A la poupe est un ermite dont la barbe blanche descend le long de la poitrine. Il invite le paladin à monter dans la barque : « — Mon fils — lui crie-t-il de loin — si tu n’as pas ta propre vie en haine, si tu ne désires pas que la mort t’atteigne, qu’il te plaise de venir sur l’autre rive, car celle-ci te mène droit à la mort.
« Tu n’iras pas plus de six milles en avant, sans trouver la demeure sanglante où se tient un horrible géant, dont la taille dépasse de huit pieds celle d’un homme. Aucun chevalier, aucun voyageur ne peut espérer s’échapper vivant de ses mains. Le cruel égorge les uns, écorche les autres, déchire la plupart, et parfois les mange tout vifs.
« Il contente ainsi son plaisir cruel au moyen d’un filet admirablement fait et qu’il possède. Il le tend non loin de son antre, et le couche dans la poussière de telle façon que celui qui ne le sait pas d’avance ne peut soupçonner sa présence, tant les mailles en sont fines, et tant il est bien caché. Le géant pousse alors de tels cris contre les voyageurs, qu’il les chasse tout épouvantés dans le filet.
« Et avec un gros rire, il les traîne, ainsi enveloppés, dans sa demeure. Il s’inquiète peu que sa prise soit un chevalier ou une damoiselle, qu’elle soit de grande ou de petite valeur. Une fois qu’il a mangé la chair, sucé la cervelle et le sang, il jette les os dans le désert, et avec les peaux humaines il fait un horrible ornement à l’intérieur de son palais.
« Prends cette autre voie ; prends-la, mon fils ; elle te conduira sur un rivage tout à fait sûr. — » « — Je te rends grâce de ton conseil, mon père — répondit le chevalier sans manifester la moindre peur, — mais l’honneur me fait mépriser le danger, l’honneur dont j’ai beaucoup plus souci que de la vie. Tu m’engages en vain par tes paroles à passer sur l’autre bord ; je vais au contraire droit à la recherche de la caverne.
« En fuyant, je puis me sauver au prix du déshonneur ; mais j’ai un tel moyen de salut plus en horreur que la mort. Si je vais en avant, le pire qui puisse m’arriver c’est de succomber comme beaucoup d’autres.
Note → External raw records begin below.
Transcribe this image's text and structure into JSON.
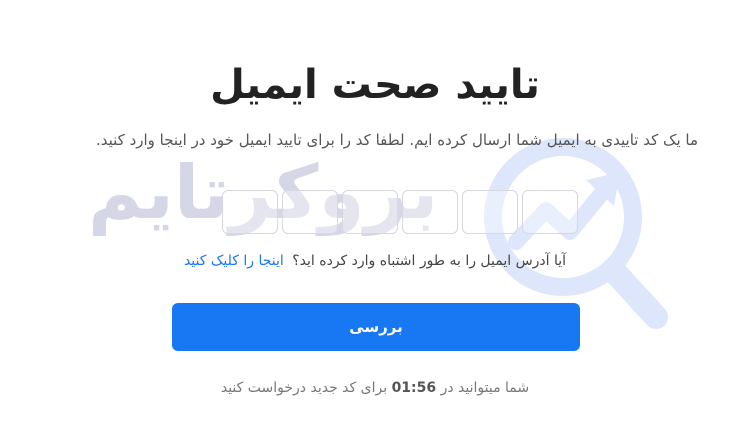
{
  "title": "تایید صحت ایمیل",
  "subtitle": "ما یک کد تاییدی به ایمیل شما ارسال کرده ایم. لطفا کد را برای تایید ایمیل خود در اینجا وارد کنید.",
  "code_inputs": [
    "",
    "",
    "",
    "",
    "",
    ""
  ],
  "wrong_email": {
    "question": "آیا آدرس ایمیل را به طور اشتباه وارد کرده اید؟",
    "link": "اینجا را کلیک کنید"
  },
  "verify_button": "بررسی",
  "resend": {
    "prefix": "شما میتوانید در",
    "timer": "01:56",
    "suffix": "برای کد جدید درخواست کنید"
  },
  "watermark": {
    "text": "بروکرتایم",
    "logo_icon": "magnifier-chart-icon",
    "color": "#d6d7e6",
    "logo_color": "#dde6fb"
  },
  "colors": {
    "accent": "#1877f2",
    "title": "#222222",
    "muted": "#777777"
  }
}
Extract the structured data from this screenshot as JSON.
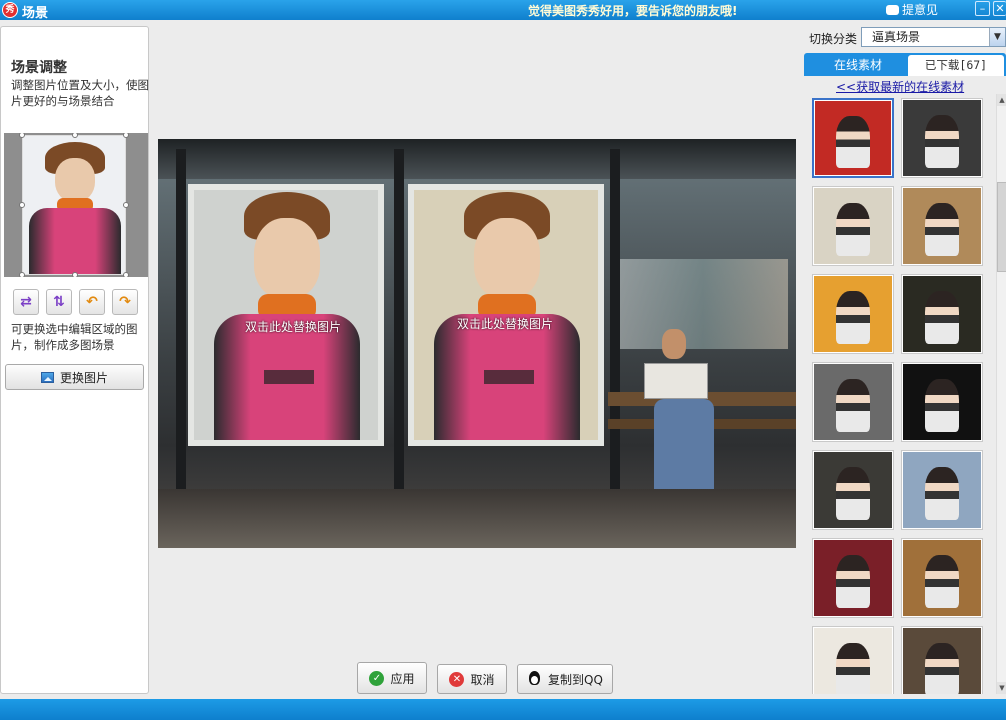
{
  "window": {
    "logo": "秀",
    "title": "场景",
    "slogan": "觉得美图秀秀好用，要告诉您的朋友哦!",
    "feedback": "提意见",
    "close": "✕"
  },
  "left_panel": {
    "title": "场景调整",
    "description": "调整图片位置及大小，使图片更好的与场景结合",
    "hint": "可更换选中编辑区域的图片，制作成多图场景",
    "replace_button": "更换图片",
    "tools": [
      {
        "name": "swap-horizontal-icon",
        "glyph": "⇄"
      },
      {
        "name": "swap-vertical-icon",
        "glyph": "⇅"
      },
      {
        "name": "rotate-left-icon",
        "glyph": "↶"
      },
      {
        "name": "rotate-right-icon",
        "glyph": "↷"
      }
    ]
  },
  "canvas": {
    "panel_label_1": "双击此处替换图片",
    "panel_label_2": "双击此处替换图片"
  },
  "actions": {
    "apply": "应用",
    "cancel": "取消",
    "copy_qq": "复制到QQ"
  },
  "right_panel": {
    "category_label": "切换分类",
    "category_value": "逼真场景",
    "tab_online": "在线素材",
    "tab_downloaded": "已下载[67]",
    "fetch_link": "<<获取最新的在线素材",
    "colors": {
      "accent": "#1f8fe0",
      "selected_border": "#3a73c9"
    },
    "scenes": [
      {
        "bg": "#c22a24",
        "selected": true
      },
      {
        "bg": "#3a3a3a",
        "selected": false
      },
      {
        "bg": "#d9d3c4",
        "selected": false
      },
      {
        "bg": "#b08a5a",
        "selected": false
      },
      {
        "bg": "#e6a030",
        "selected": false
      },
      {
        "bg": "#2a2a22",
        "selected": false
      },
      {
        "bg": "#6a6a6a",
        "selected": false
      },
      {
        "bg": "#111111",
        "selected": false
      },
      {
        "bg": "#3b3a36",
        "selected": false
      },
      {
        "bg": "#8fa6c0",
        "selected": false
      },
      {
        "bg": "#7a1f28",
        "selected": false
      },
      {
        "bg": "#a0703a",
        "selected": false
      },
      {
        "bg": "#ece8e0",
        "selected": false
      },
      {
        "bg": "#5a4a3a",
        "selected": false
      }
    ]
  }
}
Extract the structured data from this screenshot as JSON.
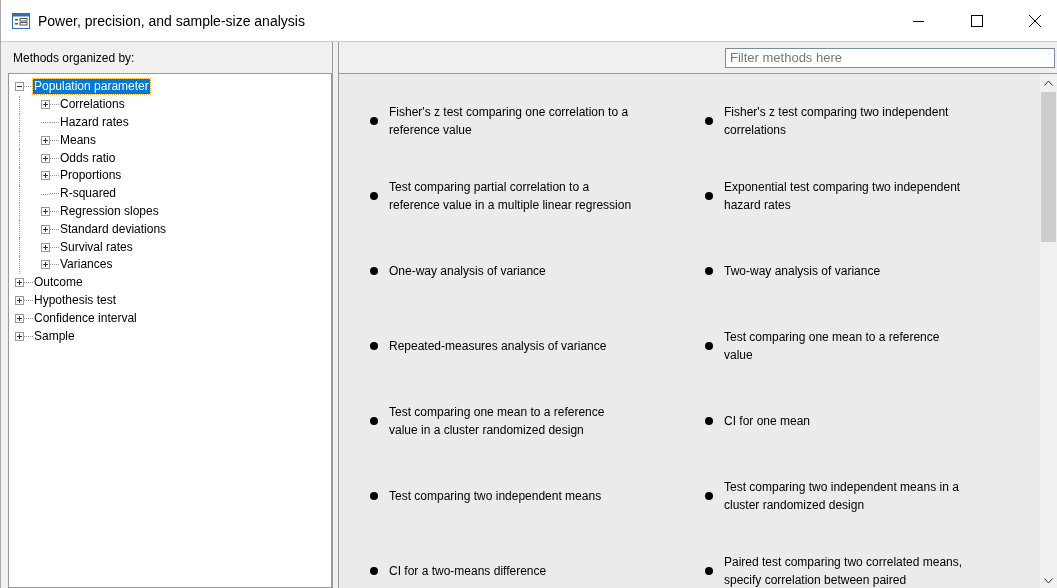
{
  "window": {
    "title": "Power, precision, and sample-size analysis"
  },
  "sidebar": {
    "heading": "Methods organized by:",
    "tree": [
      {
        "label": "Population parameter",
        "kind": "expandable",
        "expanded": true,
        "selected": true,
        "children": [
          {
            "label": "Correlations",
            "kind": "expandable",
            "expanded": false,
            "selected": false
          },
          {
            "label": "Hazard rates",
            "kind": "leaf",
            "selected": false
          },
          {
            "label": "Means",
            "kind": "expandable",
            "expanded": false,
            "selected": false
          },
          {
            "label": "Odds ratio",
            "kind": "expandable",
            "expanded": false,
            "selected": false
          },
          {
            "label": "Proportions",
            "kind": "expandable",
            "expanded": false,
            "selected": false
          },
          {
            "label": "R-squared",
            "kind": "leaf",
            "selected": false
          },
          {
            "label": "Regression slopes",
            "kind": "expandable",
            "expanded": false,
            "selected": false
          },
          {
            "label": "Standard deviations",
            "kind": "expandable",
            "expanded": false,
            "selected": false
          },
          {
            "label": "Survival rates",
            "kind": "expandable",
            "expanded": false,
            "selected": false
          },
          {
            "label": "Variances",
            "kind": "expandable",
            "expanded": false,
            "selected": false
          }
        ]
      },
      {
        "label": "Outcome",
        "kind": "expandable",
        "expanded": false,
        "selected": false
      },
      {
        "label": "Hypothesis test",
        "kind": "expandable",
        "expanded": false,
        "selected": false
      },
      {
        "label": "Confidence interval",
        "kind": "expandable",
        "expanded": false,
        "selected": false
      },
      {
        "label": "Sample",
        "kind": "expandable",
        "expanded": false,
        "selected": false
      }
    ]
  },
  "filter": {
    "placeholder": "Filter methods here"
  },
  "method_rows": [
    [
      "Fisher's z test comparing one correlation to a reference value",
      "Fisher's z test comparing two independent correlations"
    ],
    [
      "Test comparing partial correlation to a reference value in a multiple linear regression",
      "Exponential test comparing two independent hazard rates"
    ],
    [
      "One-way analysis of variance",
      "Two-way analysis of variance"
    ],
    [
      "Repeated-measures analysis of variance",
      "Test comparing one mean to a reference value"
    ],
    [
      "Test comparing one mean to a reference value in a cluster randomized design",
      "CI for one mean"
    ],
    [
      "Test comparing two independent means",
      "Test comparing two independent means in a cluster randomized design"
    ],
    [
      "CI for a two-means difference",
      "Paired test comparing two correlated means, specify correlation between paired"
    ]
  ]
}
Mais si Dieu daigne diriger mes armes de façon que je tue le monstre et que je sorte vivant du combat, j’aurai rendu la voie sûre à des milliers de personnes ; ainsi l’utilité de l’entreprise l’emporte sur le danger à courir,
« Puisque je risque la mort d’un seul pour le salut d’une infinité de gens. — » « — Va-t’en en paix, mon fils — répondit le vieillard. — Que Dieu envoie, du haut des demeures suprêmes, l’archange Michel pour protéger ta vie. — » Puis l’humble ermite l’ayant béni, Astolphe poursuivit sa route le long du Nil, espérant plus dans le son de son cor que dans son épée.
Entre le fleuve profond et un marais, est tracé sur la rive sablonneuse un petit sentier qui aboutit à la demeure solitaire du géant inhumain et féroce. Tout autour sont accrochés les têtes et les membres dénudés des infortunés qui y sont venus. De chaque fenêtre, de chaque ouverture pendent quelques-uns de ces lugubres trophées.
Comme dans les villas alpestres, ou dans les châteaux, le chasseur, en souvenir des grands périls qu’il a courus, a coutume de clouer aux portes les peaux hérissées, les pattes formidables et les énormes têtes des ours, ainsi le féroce géant faisait parade des dépouilles de celles de ses victimes qui lui avaient résisté avec le plus de courage. Les ossements d’une infinité d’autres sont épars sur le sol, et les fossés sont remplis de sang humain.
Caligorant se tient sur la porte, — c’est ainsi qu’est nommé le monstre impitoyable qui orne de cadavres le seuil de sa demeure, comme d’autres décorent le leur avec des draperies d’or et de pourpre. — A peine s’il peut retenir sa joie dès qu’il aperçoit le duc de loin, car il y avait deux mois passés, et le troisième s’avançait, qu’aucun chevalier n’était venu par ce chemin.